ベネットが家を出た直後、ツェリオスはつまらなそうに溜め息を吐き、わざとらしく首を横に振った。
「なんか、急にむさ苦しくなったね」
ツェリオスは、ふざけた様に笑うと、青年の顔を見つめる。
「狭い部屋に野郎が三人。ま、一人はお子様だけど」
そう言葉を続けると、彼は目を瞑ってカップに口をつける。ツェリオスの言葉を聞いたザウバーは、無言のまま紅茶を一口飲んだ。そして、彼は大きく息を吐き出すと、ツェリオスの顔を見つめ返した。
「むさ苦しい野郎共には、とっとと出て行って欲しいって?」
彼は、嫌みを含めた話し方をすると、飲みかけの紅茶をテーブルの上へ置く。青年の話を聞いたツェリオスは、面白そうに笑った。
「違うよ。単に、華やかさが無くなっただけ。それと、なんであの子と君達がつるんでいるのかなって」
ツェリオスは口元に手を当て、乾いた笑いを浮かべる。
「あの凛とした顔つきの中に浮かぶ優しさ。それに、みんなを回復させた術……君みたいな男には勿体無いよ」
彼が言い終わるや否や、ザウバーは勢い良く立ち上がり、ツェリオスの目を鋭く見据えた。そして、ザウバーはツェリオスの胸倉を掴むと、力任せに自分の方へ引き寄せる。
「落ち着いてよ、ザウバー!」
ダームは必死に声を絞り出し、青年の腰へ腕を回した。そして、ダームは青年の行動を止めようと、腰へ回した腕に力を込める。しかし、ザウバーは頭に血が上っているせいか、ツェリオスから手を離そうとはしない。ツェリオスは、そんなザウバーを見下し、冷たい笑みを浮かべた。
「怒っているのは、僕の態度? それとも、自分の不甲斐なさ?」
彼の言葉を聞いたザウバーは、不機嫌そうにツェリオスの目を見据え、口を開く。
「止めてってば!」
だが、その言葉はダームの発した声によって遮られ、ザウバーは苛立った様子でツェリオスを突き放した。ザウバーは、舌打ちしながら少年を一瞥すると、目を細めてツェリオスの出方を窺う。当のツェリオスは、冷めた瞳で二人を眺めており、その眼差しから感情を読み取ることは出来なかった。
「結局、何が言いたいんだよ、てめえは」
吐き捨てる様に言うと、ザウバーは無言でツェリオスの返答を待つ。すると、ツェリオスは虚空を見つめて鼻で笑った。
「女の子を泣かせる男って嫌い。それだけ」
それを聞いたザウバーは、再びツェリオスに掴みかかろうする。
「あと」
しかし、ツェリオスが話し始めた為、ザウバーは動きを止めると苛立った様子で唇を噛む。
「年下の子に気を遣わせる奴も、嫌いだ」
ツェリオスは、青年へ冷めた眼差しを向けており、その表情に温かみは無い。ザウバーは、そんな彼に言い返そうと口を開くが、少年の顔を見て言葉を飲み込んだ。この時、ダームはザウバーを止めようと腕に力を込めており、その瞳は赤く染まっていた。
また、少年の腕は小刻みに震えており、酷く慌てた為か呼吸は乱れている。ザウバーは、ツェリオスを見つめて舌打ちすると、そっと少年の手首を掴んだ。そして、ザウバーは巻き付いていた腕を腰から離すと、少年と向かい合う形に体の向きを変える。
「悪かった。

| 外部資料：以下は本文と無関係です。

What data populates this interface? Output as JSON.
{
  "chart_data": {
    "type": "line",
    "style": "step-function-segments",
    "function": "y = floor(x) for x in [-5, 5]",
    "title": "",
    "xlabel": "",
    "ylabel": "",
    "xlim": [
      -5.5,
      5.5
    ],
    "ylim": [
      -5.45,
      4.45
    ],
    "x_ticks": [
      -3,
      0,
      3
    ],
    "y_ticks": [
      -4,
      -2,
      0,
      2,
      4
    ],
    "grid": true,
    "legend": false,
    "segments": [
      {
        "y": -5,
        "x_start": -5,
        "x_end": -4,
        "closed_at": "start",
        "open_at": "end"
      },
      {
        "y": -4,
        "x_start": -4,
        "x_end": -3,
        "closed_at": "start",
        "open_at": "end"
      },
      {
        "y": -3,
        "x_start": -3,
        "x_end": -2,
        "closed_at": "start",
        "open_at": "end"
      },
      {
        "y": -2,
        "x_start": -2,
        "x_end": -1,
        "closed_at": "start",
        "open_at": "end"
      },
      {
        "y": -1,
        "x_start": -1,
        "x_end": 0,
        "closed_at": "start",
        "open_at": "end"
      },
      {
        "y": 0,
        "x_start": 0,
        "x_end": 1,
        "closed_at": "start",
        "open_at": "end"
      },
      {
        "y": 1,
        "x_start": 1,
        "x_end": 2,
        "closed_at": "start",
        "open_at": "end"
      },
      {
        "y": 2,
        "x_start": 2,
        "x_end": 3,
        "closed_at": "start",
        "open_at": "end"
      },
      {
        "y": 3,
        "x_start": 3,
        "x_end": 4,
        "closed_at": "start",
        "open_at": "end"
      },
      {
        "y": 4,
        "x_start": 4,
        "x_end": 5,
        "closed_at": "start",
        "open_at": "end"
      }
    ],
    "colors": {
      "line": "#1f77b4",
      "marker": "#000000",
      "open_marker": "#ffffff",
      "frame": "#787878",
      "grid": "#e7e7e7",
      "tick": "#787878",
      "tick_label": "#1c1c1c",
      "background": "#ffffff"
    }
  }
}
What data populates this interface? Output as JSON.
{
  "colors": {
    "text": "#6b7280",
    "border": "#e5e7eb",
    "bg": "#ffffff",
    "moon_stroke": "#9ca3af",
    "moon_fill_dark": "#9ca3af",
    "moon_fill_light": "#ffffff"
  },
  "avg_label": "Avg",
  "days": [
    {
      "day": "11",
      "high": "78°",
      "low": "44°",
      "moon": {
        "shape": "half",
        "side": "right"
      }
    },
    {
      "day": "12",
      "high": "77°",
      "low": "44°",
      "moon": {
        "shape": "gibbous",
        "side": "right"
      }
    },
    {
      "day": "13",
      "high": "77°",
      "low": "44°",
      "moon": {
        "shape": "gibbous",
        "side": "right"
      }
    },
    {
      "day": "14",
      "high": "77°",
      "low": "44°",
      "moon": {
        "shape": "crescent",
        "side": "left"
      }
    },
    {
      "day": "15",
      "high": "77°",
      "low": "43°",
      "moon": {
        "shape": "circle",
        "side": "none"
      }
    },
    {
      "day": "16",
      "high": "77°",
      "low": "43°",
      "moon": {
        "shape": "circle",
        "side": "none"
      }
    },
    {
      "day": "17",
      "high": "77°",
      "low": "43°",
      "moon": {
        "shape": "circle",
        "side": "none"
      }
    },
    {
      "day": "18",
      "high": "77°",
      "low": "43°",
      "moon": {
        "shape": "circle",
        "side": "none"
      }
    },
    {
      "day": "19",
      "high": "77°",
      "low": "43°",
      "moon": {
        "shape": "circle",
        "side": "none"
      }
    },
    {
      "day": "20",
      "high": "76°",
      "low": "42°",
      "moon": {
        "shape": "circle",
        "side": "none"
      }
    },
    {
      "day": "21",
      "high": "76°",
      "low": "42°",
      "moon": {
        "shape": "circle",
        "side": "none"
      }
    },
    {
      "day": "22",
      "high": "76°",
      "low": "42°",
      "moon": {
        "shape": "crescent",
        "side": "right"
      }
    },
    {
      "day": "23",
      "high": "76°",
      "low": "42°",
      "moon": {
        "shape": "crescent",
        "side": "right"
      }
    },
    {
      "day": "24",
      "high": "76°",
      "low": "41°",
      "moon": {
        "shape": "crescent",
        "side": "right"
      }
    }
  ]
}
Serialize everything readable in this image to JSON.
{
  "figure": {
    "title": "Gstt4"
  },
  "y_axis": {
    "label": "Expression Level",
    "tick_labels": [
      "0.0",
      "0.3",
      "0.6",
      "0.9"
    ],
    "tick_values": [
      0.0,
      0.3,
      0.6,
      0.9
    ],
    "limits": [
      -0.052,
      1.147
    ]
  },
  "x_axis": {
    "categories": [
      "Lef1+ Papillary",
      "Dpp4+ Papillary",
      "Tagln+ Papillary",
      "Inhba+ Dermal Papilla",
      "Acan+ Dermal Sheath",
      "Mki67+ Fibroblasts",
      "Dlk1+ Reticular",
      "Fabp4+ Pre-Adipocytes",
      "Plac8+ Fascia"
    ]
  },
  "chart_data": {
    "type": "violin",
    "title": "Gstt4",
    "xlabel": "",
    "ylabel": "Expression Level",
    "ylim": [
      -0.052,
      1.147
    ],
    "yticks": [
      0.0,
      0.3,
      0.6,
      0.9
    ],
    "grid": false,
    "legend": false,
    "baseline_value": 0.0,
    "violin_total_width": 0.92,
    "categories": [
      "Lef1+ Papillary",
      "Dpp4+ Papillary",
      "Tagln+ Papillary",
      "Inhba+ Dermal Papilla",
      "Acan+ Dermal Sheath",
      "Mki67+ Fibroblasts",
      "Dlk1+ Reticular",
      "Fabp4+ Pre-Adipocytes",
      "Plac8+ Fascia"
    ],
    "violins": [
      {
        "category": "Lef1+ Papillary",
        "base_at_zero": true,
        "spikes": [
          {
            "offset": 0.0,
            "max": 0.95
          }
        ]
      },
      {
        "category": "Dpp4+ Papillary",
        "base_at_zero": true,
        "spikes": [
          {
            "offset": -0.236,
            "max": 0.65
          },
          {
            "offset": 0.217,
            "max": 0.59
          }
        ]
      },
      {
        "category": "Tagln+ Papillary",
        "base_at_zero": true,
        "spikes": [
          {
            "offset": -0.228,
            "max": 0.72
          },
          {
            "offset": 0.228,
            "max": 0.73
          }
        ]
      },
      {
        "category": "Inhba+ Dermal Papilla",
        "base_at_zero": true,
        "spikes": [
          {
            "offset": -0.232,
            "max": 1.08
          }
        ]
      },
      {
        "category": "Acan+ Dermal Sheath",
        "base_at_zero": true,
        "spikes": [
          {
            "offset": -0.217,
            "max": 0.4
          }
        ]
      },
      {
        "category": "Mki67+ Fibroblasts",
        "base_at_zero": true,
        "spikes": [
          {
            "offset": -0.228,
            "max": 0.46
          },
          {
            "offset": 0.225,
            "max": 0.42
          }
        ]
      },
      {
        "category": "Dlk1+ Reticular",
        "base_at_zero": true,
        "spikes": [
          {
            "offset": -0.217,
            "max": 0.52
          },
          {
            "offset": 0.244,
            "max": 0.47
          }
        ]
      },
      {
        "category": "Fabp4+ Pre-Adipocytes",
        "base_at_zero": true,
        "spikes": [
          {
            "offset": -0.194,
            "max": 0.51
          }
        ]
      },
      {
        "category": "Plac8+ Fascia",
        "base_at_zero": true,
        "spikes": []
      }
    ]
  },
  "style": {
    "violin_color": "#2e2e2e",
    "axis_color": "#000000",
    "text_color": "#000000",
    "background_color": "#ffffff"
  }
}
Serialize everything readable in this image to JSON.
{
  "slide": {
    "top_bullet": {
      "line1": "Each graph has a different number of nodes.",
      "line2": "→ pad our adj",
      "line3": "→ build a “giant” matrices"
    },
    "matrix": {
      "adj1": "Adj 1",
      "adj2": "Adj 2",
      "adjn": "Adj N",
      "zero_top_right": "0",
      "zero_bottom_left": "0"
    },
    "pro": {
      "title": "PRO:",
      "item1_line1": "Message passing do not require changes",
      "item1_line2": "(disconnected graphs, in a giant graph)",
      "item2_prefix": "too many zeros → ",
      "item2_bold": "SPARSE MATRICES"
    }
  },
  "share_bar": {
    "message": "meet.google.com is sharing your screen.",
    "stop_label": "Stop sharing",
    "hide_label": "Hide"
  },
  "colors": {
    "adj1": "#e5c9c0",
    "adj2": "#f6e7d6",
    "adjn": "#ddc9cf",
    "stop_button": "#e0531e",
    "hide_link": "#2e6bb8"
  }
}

気持ちが不安定で、止まらなくなっちまった」
小さな声で伝えると、ザウバーは優しく少年の頭を撫で始めた。すると、それを見たツェリオスは何度か大きく頷き、嬉しそうな笑みを浮かべる。
「紅茶が無くなったから、新しく淹れてくるね」
明るい声で話すと、ツェリオスは部屋の入口に向かい始めた。
「じゃ、仲良く待っていてね」
そして、ツェリオスは一言だけ残して、部屋から姿を消した。